Progress on the design of metal-based drugs for cancer therapy

Author(s): M Helena Gracia

Statement of the Problem: Research on the field of metal-based compounds for the treatment of cancer diseases has attracted increasing interest due to the urgency to find more efficient and selective treatments than the platinum-based drugs in clinic use. In this frame, ruthenium compounds hold a prominent position due to the success of NAMI-A and KP1019 in progressing through clinical trials. Nevertheless, this progress has been retarded due to problems concerning their aqueous instability and complicated ligand exchange chemistry, characteristic of inorganic complexes. As alternative, rutheniumbased organometallic compounds are proposed as viable alternatives to circumvent the disadvantages of platinum-based drugs, since their cytotoxicity might involve different modes of action and, in many cases, present reduced toxicity profiles.

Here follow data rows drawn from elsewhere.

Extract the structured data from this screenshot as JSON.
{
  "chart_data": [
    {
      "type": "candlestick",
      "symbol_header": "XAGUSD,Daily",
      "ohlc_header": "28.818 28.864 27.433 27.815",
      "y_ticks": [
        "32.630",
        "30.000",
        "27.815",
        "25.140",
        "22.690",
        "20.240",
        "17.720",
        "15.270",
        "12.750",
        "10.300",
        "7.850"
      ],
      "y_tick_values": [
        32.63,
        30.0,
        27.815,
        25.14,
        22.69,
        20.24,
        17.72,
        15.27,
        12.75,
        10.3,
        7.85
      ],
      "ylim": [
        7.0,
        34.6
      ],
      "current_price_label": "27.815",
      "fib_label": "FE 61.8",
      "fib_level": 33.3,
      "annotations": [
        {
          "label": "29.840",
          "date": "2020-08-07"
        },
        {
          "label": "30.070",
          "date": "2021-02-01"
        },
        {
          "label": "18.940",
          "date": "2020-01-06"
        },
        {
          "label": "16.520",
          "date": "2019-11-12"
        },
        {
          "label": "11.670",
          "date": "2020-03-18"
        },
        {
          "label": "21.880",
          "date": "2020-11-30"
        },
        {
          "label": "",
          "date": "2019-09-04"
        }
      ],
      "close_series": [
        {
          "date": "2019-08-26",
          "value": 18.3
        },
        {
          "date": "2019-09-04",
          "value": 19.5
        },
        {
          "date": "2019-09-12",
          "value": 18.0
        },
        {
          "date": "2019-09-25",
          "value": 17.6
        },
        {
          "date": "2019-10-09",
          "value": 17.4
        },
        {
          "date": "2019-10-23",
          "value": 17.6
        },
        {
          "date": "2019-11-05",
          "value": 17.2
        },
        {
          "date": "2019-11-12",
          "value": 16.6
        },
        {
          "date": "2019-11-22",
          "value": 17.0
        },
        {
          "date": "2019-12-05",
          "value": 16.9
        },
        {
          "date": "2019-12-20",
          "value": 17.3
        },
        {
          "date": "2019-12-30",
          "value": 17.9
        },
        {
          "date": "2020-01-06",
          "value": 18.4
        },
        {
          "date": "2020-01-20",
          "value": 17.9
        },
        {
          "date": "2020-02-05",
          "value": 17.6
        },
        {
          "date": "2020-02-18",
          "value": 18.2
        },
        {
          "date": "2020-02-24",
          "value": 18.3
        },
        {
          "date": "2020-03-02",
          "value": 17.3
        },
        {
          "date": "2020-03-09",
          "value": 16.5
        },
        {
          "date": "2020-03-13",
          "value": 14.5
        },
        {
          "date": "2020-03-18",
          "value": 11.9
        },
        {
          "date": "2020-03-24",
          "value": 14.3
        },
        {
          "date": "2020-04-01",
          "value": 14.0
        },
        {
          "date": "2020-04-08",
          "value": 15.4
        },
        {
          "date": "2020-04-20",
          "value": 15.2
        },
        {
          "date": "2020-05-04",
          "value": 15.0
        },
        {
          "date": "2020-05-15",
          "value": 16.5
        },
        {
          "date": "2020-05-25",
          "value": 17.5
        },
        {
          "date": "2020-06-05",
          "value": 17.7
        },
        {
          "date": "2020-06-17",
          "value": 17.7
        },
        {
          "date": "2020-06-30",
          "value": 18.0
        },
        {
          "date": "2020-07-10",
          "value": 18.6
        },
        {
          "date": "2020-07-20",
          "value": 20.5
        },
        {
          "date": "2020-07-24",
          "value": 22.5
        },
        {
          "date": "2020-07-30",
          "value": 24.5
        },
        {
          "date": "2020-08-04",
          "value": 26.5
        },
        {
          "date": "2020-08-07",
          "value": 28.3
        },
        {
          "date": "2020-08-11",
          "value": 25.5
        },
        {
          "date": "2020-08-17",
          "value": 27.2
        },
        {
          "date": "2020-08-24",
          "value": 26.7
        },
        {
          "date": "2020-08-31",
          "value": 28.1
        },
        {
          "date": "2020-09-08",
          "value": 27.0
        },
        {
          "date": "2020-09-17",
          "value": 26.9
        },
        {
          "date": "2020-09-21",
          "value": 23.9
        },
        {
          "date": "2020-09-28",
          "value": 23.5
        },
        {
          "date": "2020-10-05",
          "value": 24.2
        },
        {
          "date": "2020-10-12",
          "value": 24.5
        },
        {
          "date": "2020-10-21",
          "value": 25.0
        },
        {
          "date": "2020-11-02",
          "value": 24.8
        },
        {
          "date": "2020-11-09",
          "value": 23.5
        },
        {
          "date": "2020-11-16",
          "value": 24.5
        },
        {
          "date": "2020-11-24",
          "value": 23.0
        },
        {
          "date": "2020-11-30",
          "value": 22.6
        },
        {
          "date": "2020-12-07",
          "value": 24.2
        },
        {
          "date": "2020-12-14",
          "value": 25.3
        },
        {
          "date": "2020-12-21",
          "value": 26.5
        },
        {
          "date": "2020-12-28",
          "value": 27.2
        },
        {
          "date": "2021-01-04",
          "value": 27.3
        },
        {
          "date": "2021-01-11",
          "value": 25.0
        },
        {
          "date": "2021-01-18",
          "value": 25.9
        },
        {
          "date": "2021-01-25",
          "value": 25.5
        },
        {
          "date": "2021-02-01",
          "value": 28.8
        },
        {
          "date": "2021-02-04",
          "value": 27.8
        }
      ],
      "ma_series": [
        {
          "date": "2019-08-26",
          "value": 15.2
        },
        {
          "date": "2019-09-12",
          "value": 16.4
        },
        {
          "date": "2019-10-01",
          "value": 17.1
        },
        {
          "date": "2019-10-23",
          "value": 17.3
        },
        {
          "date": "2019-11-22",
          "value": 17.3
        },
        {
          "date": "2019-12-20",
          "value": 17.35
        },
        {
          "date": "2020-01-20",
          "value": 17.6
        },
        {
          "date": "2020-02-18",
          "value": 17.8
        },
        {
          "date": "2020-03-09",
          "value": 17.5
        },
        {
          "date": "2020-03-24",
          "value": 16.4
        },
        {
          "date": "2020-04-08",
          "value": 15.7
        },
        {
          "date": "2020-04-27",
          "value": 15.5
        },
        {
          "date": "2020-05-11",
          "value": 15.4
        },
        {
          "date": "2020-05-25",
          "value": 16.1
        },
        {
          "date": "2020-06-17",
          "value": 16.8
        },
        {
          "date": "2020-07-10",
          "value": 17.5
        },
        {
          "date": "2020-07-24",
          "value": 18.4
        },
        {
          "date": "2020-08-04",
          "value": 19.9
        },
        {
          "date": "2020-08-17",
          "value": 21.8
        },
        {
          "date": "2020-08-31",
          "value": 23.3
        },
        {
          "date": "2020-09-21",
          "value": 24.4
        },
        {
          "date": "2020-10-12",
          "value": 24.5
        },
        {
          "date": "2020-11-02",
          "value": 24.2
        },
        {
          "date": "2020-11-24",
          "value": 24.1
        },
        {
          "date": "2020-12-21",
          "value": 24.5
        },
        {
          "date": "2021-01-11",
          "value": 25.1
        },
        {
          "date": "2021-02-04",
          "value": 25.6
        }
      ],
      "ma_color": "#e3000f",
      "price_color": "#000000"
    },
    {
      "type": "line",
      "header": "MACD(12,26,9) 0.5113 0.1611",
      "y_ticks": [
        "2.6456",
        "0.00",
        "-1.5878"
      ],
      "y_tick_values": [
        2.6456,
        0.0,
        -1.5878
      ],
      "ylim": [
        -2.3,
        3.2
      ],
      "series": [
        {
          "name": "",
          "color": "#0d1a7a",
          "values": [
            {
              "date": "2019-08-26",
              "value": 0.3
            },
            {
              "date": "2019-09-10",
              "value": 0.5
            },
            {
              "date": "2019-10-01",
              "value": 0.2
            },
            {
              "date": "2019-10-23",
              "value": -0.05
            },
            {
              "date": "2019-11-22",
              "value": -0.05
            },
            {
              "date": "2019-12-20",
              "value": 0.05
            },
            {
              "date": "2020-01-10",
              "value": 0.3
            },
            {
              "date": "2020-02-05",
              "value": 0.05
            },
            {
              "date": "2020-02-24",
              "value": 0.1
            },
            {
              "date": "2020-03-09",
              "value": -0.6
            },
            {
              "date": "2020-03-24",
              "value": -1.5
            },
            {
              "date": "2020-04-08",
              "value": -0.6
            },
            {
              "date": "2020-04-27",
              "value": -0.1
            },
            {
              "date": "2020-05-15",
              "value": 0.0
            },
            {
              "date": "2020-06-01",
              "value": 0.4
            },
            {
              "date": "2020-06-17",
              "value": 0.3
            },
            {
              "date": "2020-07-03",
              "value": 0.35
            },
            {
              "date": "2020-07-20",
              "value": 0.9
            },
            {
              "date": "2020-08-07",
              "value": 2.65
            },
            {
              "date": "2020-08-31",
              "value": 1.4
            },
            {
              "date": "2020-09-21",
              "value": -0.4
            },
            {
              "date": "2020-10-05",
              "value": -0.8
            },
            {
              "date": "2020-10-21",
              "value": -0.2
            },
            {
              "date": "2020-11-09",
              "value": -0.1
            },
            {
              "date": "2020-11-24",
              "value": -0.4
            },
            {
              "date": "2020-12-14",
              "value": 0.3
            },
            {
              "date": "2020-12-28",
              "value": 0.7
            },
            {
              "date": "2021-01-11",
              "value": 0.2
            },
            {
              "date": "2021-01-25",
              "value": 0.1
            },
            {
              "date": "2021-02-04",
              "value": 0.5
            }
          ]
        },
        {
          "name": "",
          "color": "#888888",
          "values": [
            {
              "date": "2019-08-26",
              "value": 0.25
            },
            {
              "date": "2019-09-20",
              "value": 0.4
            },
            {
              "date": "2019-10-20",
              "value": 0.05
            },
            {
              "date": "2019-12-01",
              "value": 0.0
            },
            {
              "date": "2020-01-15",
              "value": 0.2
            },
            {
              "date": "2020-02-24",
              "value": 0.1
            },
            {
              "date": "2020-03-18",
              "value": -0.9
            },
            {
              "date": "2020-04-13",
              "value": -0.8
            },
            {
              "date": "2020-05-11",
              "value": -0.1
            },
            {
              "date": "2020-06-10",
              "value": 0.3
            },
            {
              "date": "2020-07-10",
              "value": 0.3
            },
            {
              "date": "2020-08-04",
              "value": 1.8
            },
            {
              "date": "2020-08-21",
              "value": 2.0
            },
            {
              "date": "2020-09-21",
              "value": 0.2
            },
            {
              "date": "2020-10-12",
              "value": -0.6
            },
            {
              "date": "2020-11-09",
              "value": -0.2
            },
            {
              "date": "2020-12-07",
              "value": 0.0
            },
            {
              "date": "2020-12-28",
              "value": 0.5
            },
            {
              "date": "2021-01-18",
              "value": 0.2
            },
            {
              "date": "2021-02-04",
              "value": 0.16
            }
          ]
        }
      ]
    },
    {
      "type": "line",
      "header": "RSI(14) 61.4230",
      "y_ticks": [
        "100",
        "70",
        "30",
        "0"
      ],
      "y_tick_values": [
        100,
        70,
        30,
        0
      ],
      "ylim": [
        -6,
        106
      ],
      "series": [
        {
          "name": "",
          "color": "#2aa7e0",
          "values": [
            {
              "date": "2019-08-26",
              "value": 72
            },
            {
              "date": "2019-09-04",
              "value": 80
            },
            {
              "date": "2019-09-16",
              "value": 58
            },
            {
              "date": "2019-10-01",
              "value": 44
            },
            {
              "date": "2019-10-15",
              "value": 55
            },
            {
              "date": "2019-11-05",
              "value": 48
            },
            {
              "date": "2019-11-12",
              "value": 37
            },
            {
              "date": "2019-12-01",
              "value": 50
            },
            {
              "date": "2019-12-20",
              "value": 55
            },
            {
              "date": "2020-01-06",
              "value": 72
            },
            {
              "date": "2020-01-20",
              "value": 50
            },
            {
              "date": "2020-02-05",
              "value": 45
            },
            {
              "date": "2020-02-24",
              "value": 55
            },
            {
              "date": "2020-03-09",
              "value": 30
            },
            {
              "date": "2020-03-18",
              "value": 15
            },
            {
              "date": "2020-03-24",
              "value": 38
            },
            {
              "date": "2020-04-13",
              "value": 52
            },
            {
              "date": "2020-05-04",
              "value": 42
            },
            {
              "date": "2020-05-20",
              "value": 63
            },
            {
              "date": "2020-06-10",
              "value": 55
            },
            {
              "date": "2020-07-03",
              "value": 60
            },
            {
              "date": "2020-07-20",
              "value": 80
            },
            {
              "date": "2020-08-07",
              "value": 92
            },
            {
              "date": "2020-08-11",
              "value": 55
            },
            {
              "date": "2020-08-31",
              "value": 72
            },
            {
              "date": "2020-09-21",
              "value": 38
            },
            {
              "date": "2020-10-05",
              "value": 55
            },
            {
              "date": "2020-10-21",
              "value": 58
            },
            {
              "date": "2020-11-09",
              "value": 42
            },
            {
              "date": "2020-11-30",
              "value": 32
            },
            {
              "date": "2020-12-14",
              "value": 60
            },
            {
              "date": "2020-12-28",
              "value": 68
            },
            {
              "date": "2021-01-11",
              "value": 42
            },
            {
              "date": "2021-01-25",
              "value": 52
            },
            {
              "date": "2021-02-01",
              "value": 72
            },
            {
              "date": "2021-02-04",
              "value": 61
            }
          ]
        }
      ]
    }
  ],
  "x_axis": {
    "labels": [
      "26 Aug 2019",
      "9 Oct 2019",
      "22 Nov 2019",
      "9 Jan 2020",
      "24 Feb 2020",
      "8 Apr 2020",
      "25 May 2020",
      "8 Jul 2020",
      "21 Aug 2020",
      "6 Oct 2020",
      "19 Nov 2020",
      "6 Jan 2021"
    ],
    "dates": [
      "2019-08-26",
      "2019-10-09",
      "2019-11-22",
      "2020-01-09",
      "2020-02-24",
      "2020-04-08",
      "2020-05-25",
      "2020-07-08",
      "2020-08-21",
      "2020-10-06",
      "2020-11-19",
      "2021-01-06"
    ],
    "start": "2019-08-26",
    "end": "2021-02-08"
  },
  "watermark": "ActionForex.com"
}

Methodology & Theoretical Orientation: During the last decade, our research group has been developing cyclopentadienyl-ruthenium (RuCp) based compounds that revealed important cytotoxicity against different cancer cell lines surpassing cisplatin in activity. In vivo studies for one of our leads on a highly metastatic breast cancer (MDA-MB-231, a model for triple-negative breast cancer) revealed a dual effect by suppressing primary tumor growth and inhibiting the formation of metastases. The present communication overviews the progress in our work toward the development of new organometallic metal (II) drugs mainly based on ´RuCp` and ´FeCp` scaffolds. Moreover, our latest studies on other families of new compounds based on Ru (III) complexes bearing NN, NO and NS bidentate ligands will be also presented.
Conclusion & Significance: The results presented herein offer valuable and convincing evidence for the relevance of metal-based compounds as future anticancer therapeutic agents. The overall rationale on the design of these new families of compounds envisages finding possible correlations between structural features and biological activity to guide forthcoming work. Thus, chemical properties and structural features of each compound are intended to be correlated with its biological effects. metal-based compounds were widely used in the treatment of disease conditions, but the lack of clear distinction between the therapeutic and toxic doses was a major challenge. With the discovery of cisplatin by Barnett Rosenberg in 1960, a milestone in the history of metal-based compounds used in the treatment of cancers was witnessed.